Но главное не это. Не потому мне так не хотелось тащиться пешком, что я был слишком осмотрительным, – нет, просто за многие годы незаметно въелась в душу ленца. Я привык к стремительным самолетам и поездам, к автобусам и катерам, и не хотелось испытывать терпение, передвигая ноги по утомительной горной тропе…
До чего было бы славно промчаться сейчас к этой драге на моторке, подышать студеным морским воздухом, посмотреть, как отражаются в воде задумчивые бурые скалы…
«К черту все, пойду!» – вдруг решил я.
И пошел.
Вот и поселок позади. Тропа бежит по откосу сопки. Из-под ног вырываются камешки и катятся к воде. Сверху, с гребня сопки, смотрят вниз темные хмурые сосны и ждут, когда их осветит солнце. А вокруг меня в каплях росы голубеют незабудки, пестреют золотистые одуванчики. А справа, от берега и до легких лиловатых тучек на горизонте, размахнулся Байкал. Он весь горит, искрится, точно наполнен живой трепещущей рыбой.
Я шел по тропе, и в лицо мне бил порывистый ветер. Он шевелил волосы, проникал в распахнутый ворот ковбойки и дружески обнимал меня своими прохладными руками.

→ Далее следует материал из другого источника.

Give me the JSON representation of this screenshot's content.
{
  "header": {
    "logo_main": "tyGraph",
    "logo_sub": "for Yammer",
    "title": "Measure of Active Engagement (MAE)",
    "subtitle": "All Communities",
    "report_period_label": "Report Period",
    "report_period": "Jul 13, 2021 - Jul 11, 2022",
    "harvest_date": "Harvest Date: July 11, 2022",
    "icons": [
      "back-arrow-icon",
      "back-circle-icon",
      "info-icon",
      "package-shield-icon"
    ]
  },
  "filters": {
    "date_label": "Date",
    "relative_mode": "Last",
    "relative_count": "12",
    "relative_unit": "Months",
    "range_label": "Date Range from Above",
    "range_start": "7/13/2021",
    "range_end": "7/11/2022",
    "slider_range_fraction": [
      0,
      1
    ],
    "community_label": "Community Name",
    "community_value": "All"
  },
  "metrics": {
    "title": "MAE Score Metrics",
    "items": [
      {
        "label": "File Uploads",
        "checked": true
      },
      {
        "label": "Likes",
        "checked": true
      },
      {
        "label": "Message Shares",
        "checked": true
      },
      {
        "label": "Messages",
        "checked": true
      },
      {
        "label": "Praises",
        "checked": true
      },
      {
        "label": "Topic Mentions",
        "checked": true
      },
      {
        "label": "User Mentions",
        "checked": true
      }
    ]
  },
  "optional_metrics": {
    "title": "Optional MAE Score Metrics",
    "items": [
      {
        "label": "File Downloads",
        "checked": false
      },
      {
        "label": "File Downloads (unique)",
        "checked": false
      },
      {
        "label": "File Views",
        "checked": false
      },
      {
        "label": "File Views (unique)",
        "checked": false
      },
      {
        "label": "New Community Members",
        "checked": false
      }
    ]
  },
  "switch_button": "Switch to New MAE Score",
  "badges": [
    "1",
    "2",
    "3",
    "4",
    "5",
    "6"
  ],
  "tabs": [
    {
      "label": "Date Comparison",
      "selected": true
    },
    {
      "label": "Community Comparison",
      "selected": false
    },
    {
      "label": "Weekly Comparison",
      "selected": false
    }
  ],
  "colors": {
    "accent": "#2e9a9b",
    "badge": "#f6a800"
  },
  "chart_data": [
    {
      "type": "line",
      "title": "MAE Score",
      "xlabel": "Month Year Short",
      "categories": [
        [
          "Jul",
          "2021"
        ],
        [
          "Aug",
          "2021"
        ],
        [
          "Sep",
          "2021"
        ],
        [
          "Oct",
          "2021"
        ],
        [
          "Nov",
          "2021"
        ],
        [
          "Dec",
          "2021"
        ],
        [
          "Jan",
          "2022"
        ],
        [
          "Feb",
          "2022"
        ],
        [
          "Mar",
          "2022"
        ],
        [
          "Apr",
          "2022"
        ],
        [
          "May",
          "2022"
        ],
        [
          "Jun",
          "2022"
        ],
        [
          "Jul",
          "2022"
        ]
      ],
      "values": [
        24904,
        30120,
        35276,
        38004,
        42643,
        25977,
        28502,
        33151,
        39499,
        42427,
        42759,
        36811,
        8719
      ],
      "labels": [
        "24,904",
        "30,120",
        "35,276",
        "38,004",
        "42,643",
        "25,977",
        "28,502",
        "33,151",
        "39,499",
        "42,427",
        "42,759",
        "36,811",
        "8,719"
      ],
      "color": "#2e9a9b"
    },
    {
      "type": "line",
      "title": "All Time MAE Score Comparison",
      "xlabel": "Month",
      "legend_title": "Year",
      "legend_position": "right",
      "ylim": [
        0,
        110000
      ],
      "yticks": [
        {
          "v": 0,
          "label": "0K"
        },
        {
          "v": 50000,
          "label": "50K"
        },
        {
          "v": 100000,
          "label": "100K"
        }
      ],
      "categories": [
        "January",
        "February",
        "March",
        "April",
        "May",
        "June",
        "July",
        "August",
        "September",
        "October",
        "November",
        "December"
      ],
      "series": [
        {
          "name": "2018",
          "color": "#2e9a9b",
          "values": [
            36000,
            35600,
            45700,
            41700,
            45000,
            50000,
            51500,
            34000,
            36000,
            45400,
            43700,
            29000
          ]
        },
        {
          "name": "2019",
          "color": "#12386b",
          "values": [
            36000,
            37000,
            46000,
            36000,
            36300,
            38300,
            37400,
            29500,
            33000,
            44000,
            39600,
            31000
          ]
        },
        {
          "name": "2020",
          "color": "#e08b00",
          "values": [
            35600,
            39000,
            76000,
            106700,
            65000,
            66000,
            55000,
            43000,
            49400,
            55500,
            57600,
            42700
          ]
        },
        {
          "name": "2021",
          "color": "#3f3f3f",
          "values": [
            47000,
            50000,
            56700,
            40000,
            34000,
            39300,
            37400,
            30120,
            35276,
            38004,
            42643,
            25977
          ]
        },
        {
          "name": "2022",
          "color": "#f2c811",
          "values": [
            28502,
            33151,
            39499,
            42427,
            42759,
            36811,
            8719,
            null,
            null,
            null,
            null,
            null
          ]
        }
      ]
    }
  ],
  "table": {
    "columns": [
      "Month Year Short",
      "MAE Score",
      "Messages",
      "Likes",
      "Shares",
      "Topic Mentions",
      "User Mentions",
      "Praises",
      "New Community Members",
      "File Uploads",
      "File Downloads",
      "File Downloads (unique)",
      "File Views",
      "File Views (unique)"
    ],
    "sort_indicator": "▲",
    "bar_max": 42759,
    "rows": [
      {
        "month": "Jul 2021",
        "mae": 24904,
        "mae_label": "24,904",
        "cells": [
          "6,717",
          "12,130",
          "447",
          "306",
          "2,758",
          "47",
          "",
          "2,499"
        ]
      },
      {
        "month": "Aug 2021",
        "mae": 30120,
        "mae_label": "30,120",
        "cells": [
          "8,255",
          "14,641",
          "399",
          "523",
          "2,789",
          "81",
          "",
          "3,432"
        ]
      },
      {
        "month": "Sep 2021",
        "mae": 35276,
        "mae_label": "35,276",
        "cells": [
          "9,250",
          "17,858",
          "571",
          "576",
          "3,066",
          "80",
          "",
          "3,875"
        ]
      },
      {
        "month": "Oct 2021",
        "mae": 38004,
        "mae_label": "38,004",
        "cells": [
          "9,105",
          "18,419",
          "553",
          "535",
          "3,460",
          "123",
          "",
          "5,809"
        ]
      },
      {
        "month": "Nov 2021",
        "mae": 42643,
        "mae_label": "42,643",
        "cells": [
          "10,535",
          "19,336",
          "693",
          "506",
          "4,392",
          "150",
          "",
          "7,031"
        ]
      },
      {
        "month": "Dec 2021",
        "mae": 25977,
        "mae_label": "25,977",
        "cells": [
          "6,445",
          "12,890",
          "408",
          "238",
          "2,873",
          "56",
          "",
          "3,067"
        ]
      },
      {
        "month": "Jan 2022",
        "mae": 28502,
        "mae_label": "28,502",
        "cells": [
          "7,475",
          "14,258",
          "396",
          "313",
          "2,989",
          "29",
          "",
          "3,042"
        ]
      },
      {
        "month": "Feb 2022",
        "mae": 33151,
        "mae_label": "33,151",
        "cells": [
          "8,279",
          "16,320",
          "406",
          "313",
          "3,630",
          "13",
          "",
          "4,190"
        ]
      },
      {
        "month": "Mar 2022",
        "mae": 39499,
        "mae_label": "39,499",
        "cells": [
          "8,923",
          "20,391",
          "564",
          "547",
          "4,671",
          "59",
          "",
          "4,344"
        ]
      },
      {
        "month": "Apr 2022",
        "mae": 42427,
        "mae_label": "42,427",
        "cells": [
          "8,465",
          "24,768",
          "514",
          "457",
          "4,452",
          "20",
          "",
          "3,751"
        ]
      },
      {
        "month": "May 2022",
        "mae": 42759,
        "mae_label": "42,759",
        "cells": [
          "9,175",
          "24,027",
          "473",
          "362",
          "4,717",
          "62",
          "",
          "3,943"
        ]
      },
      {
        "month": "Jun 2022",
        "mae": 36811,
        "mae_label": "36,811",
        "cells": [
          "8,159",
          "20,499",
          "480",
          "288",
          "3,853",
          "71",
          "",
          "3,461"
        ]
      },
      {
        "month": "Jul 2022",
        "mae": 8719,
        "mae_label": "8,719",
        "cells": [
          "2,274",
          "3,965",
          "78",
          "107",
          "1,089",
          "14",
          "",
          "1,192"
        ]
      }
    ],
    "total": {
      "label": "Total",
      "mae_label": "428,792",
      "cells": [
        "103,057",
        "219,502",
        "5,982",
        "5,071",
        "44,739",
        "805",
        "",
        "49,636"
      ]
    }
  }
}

Далеко впереди в море круто спускался остроносый темный мыс, за ним начинался второй такой же мыс, за спиной второго виднелся третий… И чем дальше, тем туманнее и невесомее казались они, словно висели в воздухе. Нет, это были не мысы. Это огромные медведи, живущие в глухой тайге, спустились с дикого Приморского хребта и, уткнув свои медвежьи морды, большими глотками лакали море… Да что уж тут говорить про медведей! Не успел я и подумать о них, как вдруг сам почувствовал сухость в горле. Тропа упала вниз, и я бегом слетел к воде, хрустя мелкой серой галькой.
Я зачерпнул полную горсть Байкала и, вымочив рубашку, выпил. Холод полился внутрь и проник в каждую жилку. Я ополоснул в воде лицо, руки и пил, пил, пил. Неподалеку тем же занималась трясогузка. Вертя хвостом, на тонких ножках прыгала она у самой кромки воды, припадала клювом к Байкалу и, закидывая головку, пила, пила без конца. Всем хватало воды – мне, трясогузке, каменным медведям. Я оторвался наконец от воды, вытер рукавом губы и зашагал дальше.
Было еще рано, и люди в поселке спали: спали работники научной станции и красноносый пьянчужка-бухгалтер с приисковой конторы, который вчера ходил по улице, держась за изгородь и во все горло распевая; спали мои приятели, поселковые мальчишки, с которыми я вечером сидел на пирсе и удил бычков-широколобок. Все спали… А солнце уже взошло над землей, молодое, чистое, свежее, каким никогда не бывает днем. Оно соскучилось за ночь по Байкалу, по его чайкам и мысам, по заросшим тайгой сопкам и скалам и смотрело на море, как после разлуки, – изумленно и радостно. Ветерок носился от сосны к сосне, от колокольчика к колокольчику, и тряс их за плечи, сбивая росу, и будил:
«Эй вы, сони, вставайте, солнце взошло!»
Я шел вдоль самой воды, ладонью прикрывая глаза от блеска, – так нестерпимо горела гладь. А когда налетал ветер и морщил море, казалось, кто-то невидимый тряпочкой протирает огромное зеркало, и после этого оно становилось еще ослепительней и легче.
Было рано и очень тихо. Но какой-то непонятный звон чудился вокруг. Звенело все: и неподвижное море, и застывшие сосны на сопках, и безмолвные колокольчики, и яркое солнце. И этот звон то нарастал и креп, то становился тонким-тонким, едва уловимым… Стояла тишина, но все вокруг звенело!.. И откуда он взялся, этот неумолчный, ликующий звон?… Может, я нес его в себе?
А тропа бежала вперед, то перепрыгивала темный распадок – и я тоже перепрыгивал этот распадок, то ныряла под ствол сваленного дерева – и я тоже нырял следом, то взлетала вверх и продиралась сквозь кусты ольхи и смородины – и вместе с ней и я взлетал вверх… Тропа, тропа!.. Не ты ли носила на себе беглых каторжников с обрывками кандалов на ногах, не ты ли наводила на колчаковцев партизан?